Rabobank lifted arabica coffee, cocoa and sugar price forecasts, but to levels below the futures curve, casting doubts on the sustainability of rallies in soybean and wheat futures too.
The bank, which two weeks ago signalled that mixed results of a Brazil crop tour might prompt it to lift its forecast for coffee futures, on Thursday raised forecasts across the curve for both arabica and robusta prices.
"We remain particularly bullish in robustas," Rabobank said, adding that that it is "hard to overstate the drought seen in Espirito Santo", the top Brazilian state for producing the variety.
However, its upgraded price forecasts for London-traded robustas by up to $40 a tonne to, for example, an average of $1,600 a tonne for the last three months of the year, were only modestly higher than futures were trading at, with the November contract priced on Thursday at $1,590 a tonne.
"Large certified stocks of robustas will dampen any rally," the bank said, citing pressure on prices from inventories held for delivery against London derivatives.
And for arabica futures - for which Rabobank lifted its price estimates by up to 11 cents a pound, to 133 cents a pound for the October-to-December quarter the forecasts were a little below the futures curve, with December futures trading at 138.25 cents a pound.
The bank flagged the potential for an upgrade to its estimate for the Brazilian arabica harvest, although noted the need for "more rain" in Colombia, where dryness has sapped output growth.
In New York-traded raw sugar, Rabobank lifted its forecast for prices in the April-to-June and July-to-September quarters by 0.5 cents a pound, to 15.5 cents a pound and 15.0 cents a pound respectively levels comfortably below the futures curve.
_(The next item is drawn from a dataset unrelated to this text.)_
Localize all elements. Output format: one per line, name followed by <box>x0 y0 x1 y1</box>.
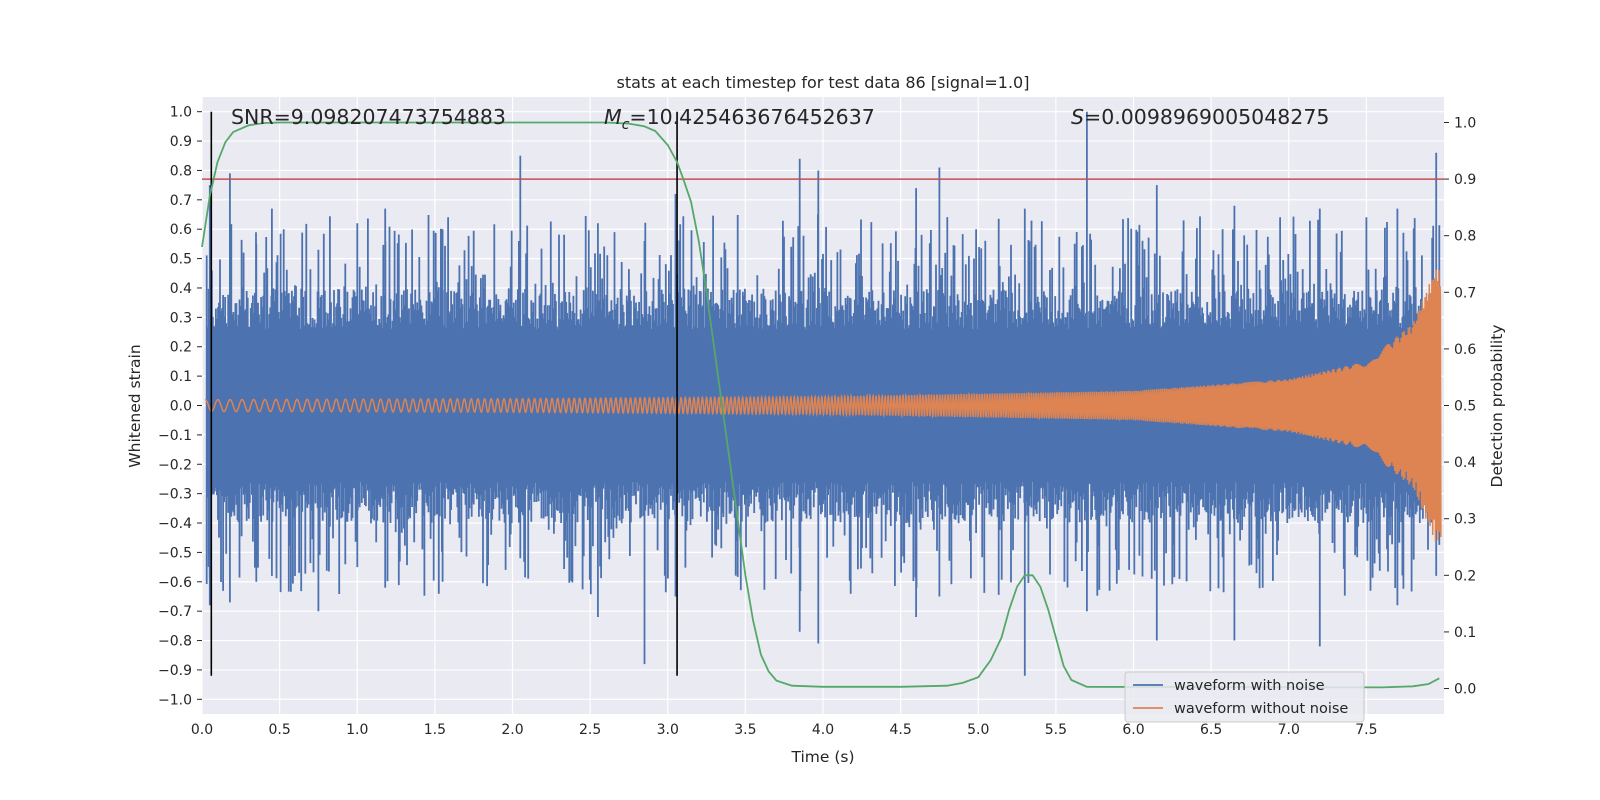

"Fundamentals are increasingly supportive," the bank said, citing dents from El Nino-related weather upsets to output in a number of countries, and raising by 1.9m tonnes to 6.8m tonnes its forecast for the world sugar production deficit in 2015-16.
However, the bank flagged too the prospect of a 10% rise, to 34m tonnes, in sugar output from Brazil's key Centre South region in the forthcoming crushing season, which starts next month, adding that futures will "be pressured as exports flow".
European Union sugar beet sowings are expected to rise by 1.5m acres, fostering growth of 10-18% in production, to 17m-18m tonnes.
And while the forecast for cocoa futures was lifted too, reflecting "low mid-crops in West Africa after a very severe" episode of the Harmattan wind, the estimate for prices ending the year at about $2,850 a tonne was some $100 a tonne below New York's December contract.
"We remain bearish going forward," the bank said, flagging "good global supply", at a time when some demand signs are poor, with sales of Easter bunnies in Germany, for instance, down 6% year on year, according to BDSI.
'Aggressive export competition'
For soybeans and wheat, Rabobank stuck, largely, by previous price expectations, leaving its forecasts for the oilseed especially - below market levels raised by recent rallies.
For wheat - for which the bank forecast Chicago prices at about $4.75 a bushel in a year's time, compared with the $5.10 ¾ a bushel being priced in by March 2017 futures - said that US weather setbacks were "not yet threatening to yields".
Meanwhile, "heavy inventories, ongoing aggressive export competition, plus a projection for continued building of US 2016-17 stocks should cap rallies".
The bank was closer to the futures curve on estimates for Paris wheat futures, which it said appeared "very good value" compared with Chicago values.
And, in Chicago soybeans, Rabobank forecast prices moving lower again" after the key US Department of Agriculture report on US sowings due next week, which it forecast showing a rise of 1m acres year on year in plantings of the oilseed.
Extra pressure on prices will come from the "two South American soybean powerhouses", Argentina and Brazil, which are "anticipated to compete heavily for international trade market share", helped by weak currencies, improved infrastructure and the low costs of global shipping.
'Risk of short-covering rally'
Cotton was one agricultural commodity that the bank did see holding "bullish" potential, with New York-traded futures "oversold", and global stocks of the fibre in exporting countries at a six-year low.
"This market structure presents a supportive price outlook," Rabobank said, adding that the "risks of a short-covering rally are building", given the large net short position held by speculators in New York cotton futures and options.
Prices were forecast standing at 70 cents a pound in a year's time, well above the 58.45 cents a pound being priced in by March 2017 futures.